You can’t observe anything corssing the event horizon from the external region as, by definition, the event horizon is the horizon seperating events that can be observed from the external region and those that cannot.

However just becuase we cannot observe things crossing the event horizon it does not mean they aren’t. The problem is that because the events bounded by the event horizon are not in the past of the infinite future of the external region, it’s difficult or meaningless to try say"when" something crosses the event horizon from the point of view of an external observer.

Black holes are said to have charge. How is this measured? But I thought that any measure of charge requires emission of a photon. But no photon can escape a black hole, so how does that work?

Technically, I believe objects “fall” into black holes. They aren’t “sucked” due to a pressure differential like a tornado or giant vacuum cleaner.

Photons do not have a charge.

It is true that nothing escapes a black hole once it passes the event horizon. However, black holes can throw off photons and other particles as they ingest matter. Quite spectacularly, actually.
I did some quick Googling and, while possible, black holes generally have a negligible charge. The “how” of their charge made my brain hurt so I stopped reading.

You are talking about “tidal forces” and the resulting “spaghettification”? That depends on the size of the black hole and your distance from the center. For larger and supermassive black holes you could drift well inside the event horizon before tidal forces have an effect on you.

In practice, it’s expected that most black holes in the Universe would have a charge of only a few times the charge of an electron.

But in principle, a black hole can have an extremely large charge, large enough that the electromagnetic force between two black holes could be as great as the gravitational force (though no greater).

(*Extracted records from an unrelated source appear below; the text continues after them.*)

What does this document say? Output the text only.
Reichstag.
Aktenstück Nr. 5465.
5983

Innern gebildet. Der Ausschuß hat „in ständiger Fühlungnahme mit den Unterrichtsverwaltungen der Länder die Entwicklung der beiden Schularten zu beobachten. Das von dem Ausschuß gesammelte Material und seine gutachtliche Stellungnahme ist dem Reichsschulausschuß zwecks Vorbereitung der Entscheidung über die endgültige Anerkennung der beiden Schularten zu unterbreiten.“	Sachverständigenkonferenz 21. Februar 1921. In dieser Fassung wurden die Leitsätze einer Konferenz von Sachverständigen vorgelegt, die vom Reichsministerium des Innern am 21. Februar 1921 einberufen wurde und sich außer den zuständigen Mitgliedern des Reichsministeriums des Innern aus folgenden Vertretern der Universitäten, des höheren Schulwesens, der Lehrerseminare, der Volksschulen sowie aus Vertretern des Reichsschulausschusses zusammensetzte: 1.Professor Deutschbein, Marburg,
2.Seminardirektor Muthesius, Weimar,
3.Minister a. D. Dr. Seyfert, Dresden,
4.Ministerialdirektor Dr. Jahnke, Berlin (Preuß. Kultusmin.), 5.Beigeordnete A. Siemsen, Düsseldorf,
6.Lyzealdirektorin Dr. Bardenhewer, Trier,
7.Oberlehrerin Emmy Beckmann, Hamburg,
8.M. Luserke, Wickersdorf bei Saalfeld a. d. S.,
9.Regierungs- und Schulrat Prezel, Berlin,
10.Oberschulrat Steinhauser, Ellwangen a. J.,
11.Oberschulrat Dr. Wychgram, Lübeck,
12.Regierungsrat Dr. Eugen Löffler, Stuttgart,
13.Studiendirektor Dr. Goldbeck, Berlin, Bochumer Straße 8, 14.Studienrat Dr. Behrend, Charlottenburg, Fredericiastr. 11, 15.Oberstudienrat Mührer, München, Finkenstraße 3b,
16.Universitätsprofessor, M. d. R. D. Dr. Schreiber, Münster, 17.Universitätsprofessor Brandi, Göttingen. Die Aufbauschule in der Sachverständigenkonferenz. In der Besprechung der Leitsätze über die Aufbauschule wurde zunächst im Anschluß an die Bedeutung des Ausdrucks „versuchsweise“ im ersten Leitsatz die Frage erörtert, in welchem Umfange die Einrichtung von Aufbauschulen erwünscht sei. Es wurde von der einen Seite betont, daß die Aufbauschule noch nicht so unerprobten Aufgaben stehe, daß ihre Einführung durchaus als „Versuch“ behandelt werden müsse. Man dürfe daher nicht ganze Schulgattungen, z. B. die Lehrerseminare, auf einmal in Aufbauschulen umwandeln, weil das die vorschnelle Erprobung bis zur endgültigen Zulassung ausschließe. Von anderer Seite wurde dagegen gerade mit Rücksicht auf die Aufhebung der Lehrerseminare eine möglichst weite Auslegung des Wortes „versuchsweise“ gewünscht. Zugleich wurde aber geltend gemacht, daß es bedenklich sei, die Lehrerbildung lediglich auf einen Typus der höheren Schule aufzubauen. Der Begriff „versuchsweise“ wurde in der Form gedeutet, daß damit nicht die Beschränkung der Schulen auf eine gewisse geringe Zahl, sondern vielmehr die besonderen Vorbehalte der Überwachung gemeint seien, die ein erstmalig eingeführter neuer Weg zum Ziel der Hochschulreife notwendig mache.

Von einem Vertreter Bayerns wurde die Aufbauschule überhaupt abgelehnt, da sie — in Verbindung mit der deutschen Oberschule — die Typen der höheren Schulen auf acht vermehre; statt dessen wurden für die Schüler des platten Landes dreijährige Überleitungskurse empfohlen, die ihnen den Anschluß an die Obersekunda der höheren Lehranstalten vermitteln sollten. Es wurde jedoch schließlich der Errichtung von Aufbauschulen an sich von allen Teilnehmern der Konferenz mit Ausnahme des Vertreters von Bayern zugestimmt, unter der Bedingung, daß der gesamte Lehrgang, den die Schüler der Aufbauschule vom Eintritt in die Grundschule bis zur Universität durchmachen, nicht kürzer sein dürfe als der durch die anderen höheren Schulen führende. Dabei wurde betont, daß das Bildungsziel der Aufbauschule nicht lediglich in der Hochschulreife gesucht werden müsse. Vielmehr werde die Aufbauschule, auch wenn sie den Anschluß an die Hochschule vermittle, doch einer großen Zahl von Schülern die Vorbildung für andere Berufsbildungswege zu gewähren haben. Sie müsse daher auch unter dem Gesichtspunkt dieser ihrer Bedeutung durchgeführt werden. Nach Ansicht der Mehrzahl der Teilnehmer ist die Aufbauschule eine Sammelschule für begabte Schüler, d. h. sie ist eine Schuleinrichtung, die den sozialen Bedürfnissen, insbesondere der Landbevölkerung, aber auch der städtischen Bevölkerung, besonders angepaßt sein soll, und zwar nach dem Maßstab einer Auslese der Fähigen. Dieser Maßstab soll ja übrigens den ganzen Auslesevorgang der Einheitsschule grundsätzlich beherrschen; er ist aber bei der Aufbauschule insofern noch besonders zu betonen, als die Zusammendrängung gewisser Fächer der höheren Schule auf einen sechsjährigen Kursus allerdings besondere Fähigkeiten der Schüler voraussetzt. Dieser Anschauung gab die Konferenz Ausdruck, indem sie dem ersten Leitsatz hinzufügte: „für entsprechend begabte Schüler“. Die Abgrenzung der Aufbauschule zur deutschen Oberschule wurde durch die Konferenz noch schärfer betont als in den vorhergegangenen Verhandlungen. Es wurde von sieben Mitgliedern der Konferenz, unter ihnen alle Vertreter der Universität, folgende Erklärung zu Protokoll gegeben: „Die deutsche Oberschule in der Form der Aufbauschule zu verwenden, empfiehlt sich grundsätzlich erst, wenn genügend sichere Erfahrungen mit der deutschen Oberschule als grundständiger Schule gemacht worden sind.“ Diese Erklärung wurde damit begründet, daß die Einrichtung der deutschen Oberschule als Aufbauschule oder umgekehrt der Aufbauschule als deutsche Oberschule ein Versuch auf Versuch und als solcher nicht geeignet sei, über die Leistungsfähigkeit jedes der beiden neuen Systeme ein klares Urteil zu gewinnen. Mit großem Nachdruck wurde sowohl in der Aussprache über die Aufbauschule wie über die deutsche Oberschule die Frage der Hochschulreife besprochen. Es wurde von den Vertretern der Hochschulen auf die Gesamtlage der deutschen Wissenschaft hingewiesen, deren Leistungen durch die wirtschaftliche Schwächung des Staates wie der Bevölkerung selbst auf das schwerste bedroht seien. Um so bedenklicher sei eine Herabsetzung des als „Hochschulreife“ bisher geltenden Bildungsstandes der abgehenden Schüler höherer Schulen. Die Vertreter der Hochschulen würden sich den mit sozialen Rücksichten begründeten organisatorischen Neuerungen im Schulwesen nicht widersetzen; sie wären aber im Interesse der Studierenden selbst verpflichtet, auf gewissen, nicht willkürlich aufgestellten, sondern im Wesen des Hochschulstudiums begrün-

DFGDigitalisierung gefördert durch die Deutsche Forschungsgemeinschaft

And the way that a black hole can have an electric field is the same as the way that it can have a gravitational field. You can, if you like, think of it in terms of virtual photons, or virtual gravitons, leaving the hole (though there are other ways of thinking of it that do not involve such particles). As long as no real particles escape, and no information beyond a few very basic points make it out, there’s no problem.

The OP’s question has been asked before, though under a different title. I am far from an expert on the subject but I engaged in some reading on the subject and (perhaps unscientific) speculation that may be interesting to some on that exact paradox, in posts #18, #20, and #22. As well as excellent contributions from others in that same thread.